To use: Shake well before each use. Squirt the polish on a terry cloth rag or directly on furniture. Wipe in direction of wood grain. If furniture is especially dirty or has water marks, more vinegar can be added to help clean.
Foam Alone Carpet Cleaner
- A blender & a carpet brush
- 1/4 liquid dish soap
- 1/3 cup water
To make: Put dish soap and water in a blender and blend until foamy.
To use: Spots are best treated immediately, as they happen. Smear the mixture on carpet spots and let sit for a few minutes. Use a carpet or simmilar brush to scrub the spot vigorously. Wipe up excess soap with a towel.
Fizz ‘n’ Free Drain Cleaner
- Drain stopper (or plastic lid)
- Baking soda
- Boiling water
To Use: First, clean out drain of hair/food/debris as best as possible. Pour about 1/2 cup baking soda into the drain. Add a cup or more of white distilled vinegar; the mixture will start to fizz. Quickly cover the drain with a stopper (if you don’t have a stopper, any plastic lid will do) and press down firmly until the mixture stops fizzing. (The stopper will insure that the baking soda-vinegar mixture fizzes toward the clog and not up into the sink.) When fizzing stops, repeat with another 1/2 cup of vinegar and stopper to ensure baking soda is dissolved. Flush with boiling water.
The wonders of vinegar…
A lot of people are afraid of vinegar because it has a strong smell. Used appropriately, it is a great cleaner. I use it mixed with water to mop the floors, wash the windows, and even in place of fabric softener (sometimes…usually I don’t use any “fabric softener” because Charlie’s Soap is so great, but every no and then I’ll throw a little bit of vinegar in to give everything a good final rinse). The acid in vinegar dissolves soap and detergent to really leave a surface (or clothing) clean.

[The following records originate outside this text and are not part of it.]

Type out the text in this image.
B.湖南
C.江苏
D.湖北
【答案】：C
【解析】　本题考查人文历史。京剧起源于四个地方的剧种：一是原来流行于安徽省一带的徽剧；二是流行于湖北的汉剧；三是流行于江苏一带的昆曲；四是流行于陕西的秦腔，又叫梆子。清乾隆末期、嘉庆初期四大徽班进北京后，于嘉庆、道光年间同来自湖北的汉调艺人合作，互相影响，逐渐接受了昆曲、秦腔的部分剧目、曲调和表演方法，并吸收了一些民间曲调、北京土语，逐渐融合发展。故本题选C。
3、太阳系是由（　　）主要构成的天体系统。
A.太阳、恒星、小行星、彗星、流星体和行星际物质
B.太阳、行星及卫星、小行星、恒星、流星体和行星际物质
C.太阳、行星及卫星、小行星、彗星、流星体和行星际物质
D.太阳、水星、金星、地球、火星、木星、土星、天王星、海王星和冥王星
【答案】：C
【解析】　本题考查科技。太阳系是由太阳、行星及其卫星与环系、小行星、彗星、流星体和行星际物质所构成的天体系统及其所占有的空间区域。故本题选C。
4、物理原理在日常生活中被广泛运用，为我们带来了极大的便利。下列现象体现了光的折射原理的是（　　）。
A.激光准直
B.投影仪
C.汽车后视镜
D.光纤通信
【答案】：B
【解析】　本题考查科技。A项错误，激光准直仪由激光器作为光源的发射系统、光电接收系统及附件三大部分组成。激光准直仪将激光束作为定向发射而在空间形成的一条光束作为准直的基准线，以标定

Baking soda is good for more than baking.
I use baking soda to scrub my tub. It’s abrasive enough to get it clean (especially when combined with a brush), but natural enough not to irritate Nora’s super sensitive skin. Baking soda is also a great deodorizer because it absorbs smells. Sprinkle it in the bottom of trash cans and diaper pails to help with odor. Baking soda is also good at absorbing spills — back when we had lots of carpet, if something especially worrisome was spilled (gulp, wine) I would quickly douse it with baking soda before getting the Foam Alone ready; the baking soda would pull the liquid up instead of letting it settle down into the carpet and pad and could be vaccummed up.